Chérine Yazbeck – « Je suis mort ce jour-là »
30/08/2022|Maureen Dufournet
Une nouvelle partie des silos à grains du port de Beyrouth s’est effondrée fin août, deux ans après le drame les souvenirs sont encore déchirants. Ces souvenirs, c’est ce qu’a décidé d’immortaliser Chérine Yazbeck, photojournaliste libanaise. En poursuivant des études de production filmatographique à Paris, elle collabore avec d’importants médias internationaux. Après avoir photographié différents conflits dans le monde, elle revient à Beyrouth pour raconter l’histoire de sa ville. En 2013, elle exposa ses images à Plan Bey la série de photographie intitulée « Beyrouth, destroy » qui raconte la destruction de la capitale libanaise de 1991 à 1996.
La destruction de Beyrouth a toujours fait partie de sa vie. Tout a commencé lorsqu’elle avait cinq ans et que la guerre civile ravageait sa ville natale. Très vite, elle comprit ce que la peur et la destruction signifiaient, des sentiments qui la poursuivent et la construisent aujourd’hui.
C’est guidé par cette vie éphémère que Chérine s’initia à la photographie. Elle commença à immortaliser ce qu’elle voyait, des personnes, des paysages, des quartiers… Puis avec le temps, son Canon AE-1 devint l’extension de sa propre main. Photojournaliste en devenir, elle transformait ses émotions, ses visions du monde en clichés stupéfiants.

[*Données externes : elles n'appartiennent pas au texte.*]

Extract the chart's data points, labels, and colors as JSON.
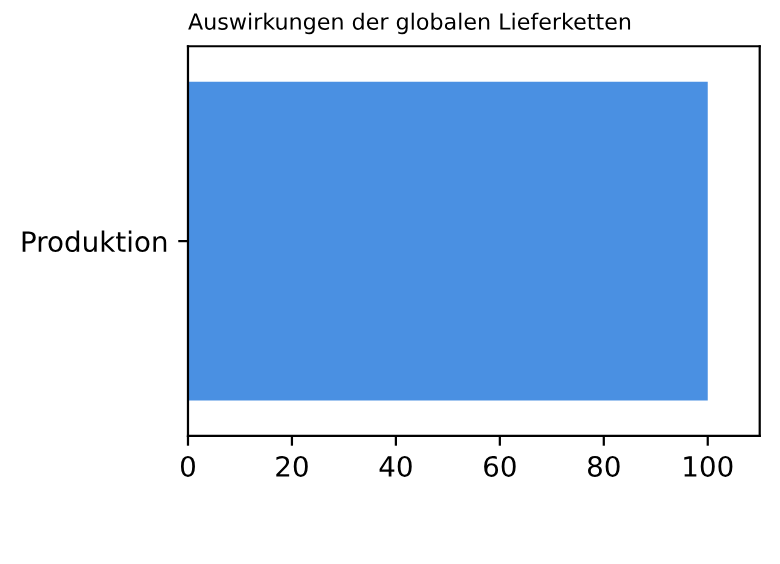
{
  "chart_data": {
    "type": "bar",
    "orientation": "horizontal",
    "title": "Auswirkungen der globalen Lieferketten",
    "categories": [
      "Produktion"
    ],
    "values": [
      100
    ],
    "color": "#4a90e2",
    "xlim": [
      0,
      110
    ],
    "xticks": [
      0,
      20,
      40,
      60,
      80,
      100
    ],
    "grid": false,
    "legend": false
  }
}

Sa dernière exposition « Je suis mort ce jour-là », honore les âmes des défunts de Beyrouth du 4 août 2020. C’est à travers de vêtements pris au piège, de foulards au sol, de bonnets de marin abandonnés ou encore de bottes militaires délaissées, que Chérine donne vie au port depuis deux ans. Des clichés simples, précis, des détails d’une vie passée que chacun peut imaginer. Les suppositions sont de mise pour écrire son propre récit, raconter à sa manière les événements.

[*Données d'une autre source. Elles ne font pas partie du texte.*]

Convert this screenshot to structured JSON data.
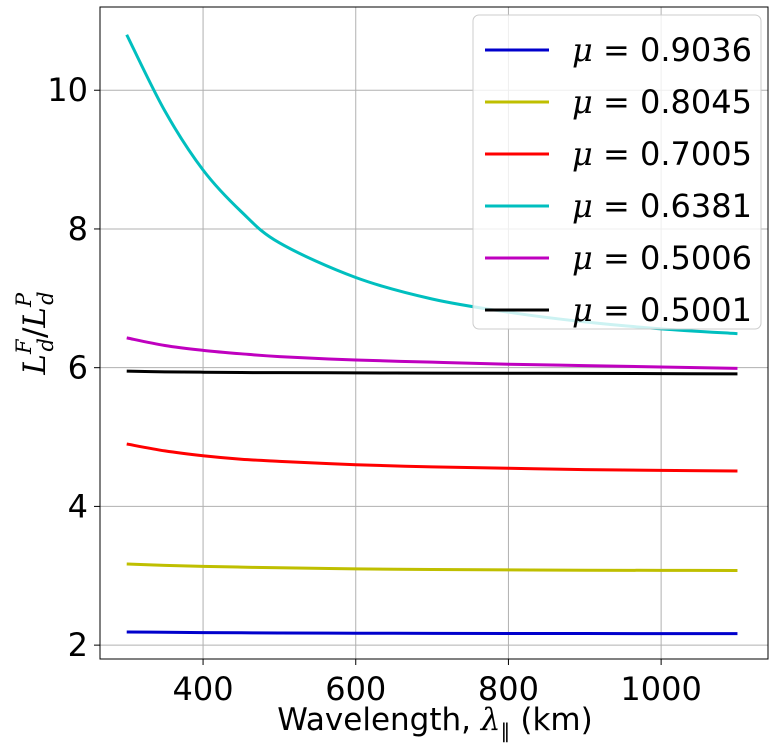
{
  "chart_data": {
    "type": "line",
    "title": "",
    "xlabel": "Wavelength, λ∥ (km)",
    "xlabel_parts": {
      "prefix": "Wavelength, ",
      "symbol": "λ",
      "subscript": "∥",
      "suffix": " (km)"
    },
    "ylabel": "L_d^F/L_d^P",
    "ylabel_parts": {
      "L1": "L",
      "sup1": "F",
      "sub1": "d",
      "slash": "/",
      "L2": "L",
      "sup2": "P",
      "sub2": "d"
    },
    "xlim": [
      265,
      1140
    ],
    "ylim": [
      1.8,
      11.2
    ],
    "xticks": [
      400,
      600,
      800,
      1000
    ],
    "xtick_labels": [
      "400",
      "600",
      "800",
      "1000"
    ],
    "yticks": [
      2,
      4,
      6,
      8,
      10
    ],
    "ytick_labels": [
      "2",
      "4",
      "6",
      "8",
      "10"
    ],
    "grid": true,
    "legend_placement": "top-right",
    "x": [
      300,
      350,
      400,
      450,
      500,
      600,
      700,
      800,
      900,
      1000,
      1100
    ],
    "series": [
      {
        "name": "μ = 0.9036",
        "mu": "0.9036",
        "color": "#0000cc",
        "values": [
          2.19,
          2.185,
          2.18,
          2.178,
          2.175,
          2.172,
          2.17,
          2.168,
          2.167,
          2.166,
          2.165
        ]
      },
      {
        "name": "μ = 0.8045",
        "mu": "0.8045",
        "color": "#bfbf00",
        "values": [
          3.17,
          3.15,
          3.135,
          3.125,
          3.115,
          3.1,
          3.09,
          3.085,
          3.08,
          3.078,
          3.075
        ]
      },
      {
        "name": "μ = 0.7005",
        "mu": "0.7005",
        "color": "#ff0000",
        "values": [
          4.9,
          4.8,
          4.73,
          4.68,
          4.65,
          4.6,
          4.57,
          4.55,
          4.53,
          4.52,
          4.51
        ]
      },
      {
        "name": "μ = 0.6381",
        "mu": "0.6381",
        "color": "#00bfbf",
        "values": [
          10.8,
          9.7,
          8.85,
          8.25,
          7.8,
          7.3,
          6.99,
          6.8,
          6.66,
          6.56,
          6.49
        ]
      },
      {
        "name": "μ = 0.5006",
        "mu": "0.5006",
        "color": "#bf00bf",
        "values": [
          6.43,
          6.32,
          6.25,
          6.2,
          6.16,
          6.11,
          6.08,
          6.05,
          6.03,
          6.01,
          5.99
        ]
      },
      {
        "name": "μ = 0.5001",
        "mu": "0.5001",
        "color": "#000000",
        "values": [
          5.95,
          5.94,
          5.935,
          5.93,
          5.928,
          5.925,
          5.922,
          5.92,
          5.918,
          5.915,
          5.91
        ]
      }
    ]
  }
}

La photographe va encore plus loin dans ses suggestions et nous propose une véritable enquête. Elle donne à comprendre dans le but de savoir, elle veut connaître la vérité. Elle se plonge alors, dans une forme d’urgence de loyauté envers ces individus qui ont perdu la vie, sous les débris de leur ville. Et c’est ainsi que son appareil devînt un outil scientifique et ses clichés des photographies forensiques. Les bouts de tissus, les chaussures, les morceaux d’outils, deviennent les pièces à conviction d’une enquête bien complexe. Tous ces indices sont aujourd’hui le témoin direct de la violence insolite qu’a bercée le port en cette fin de journée estivale. Offrant une véritable source de souvenir, ces photographies rendent hommage aux vies perdus, à celles chamboulées et à celles oubliées. Et c’est justement ce devoir de mémoire qu’a en tête Chérine, pour elle, ses clichés sont des traces qu’il faut conserver avant qu’elles ne se décomposent. Ce sont des souvenirs d’un port, jadis habité par la joie de vivre et aimé de tout cœur.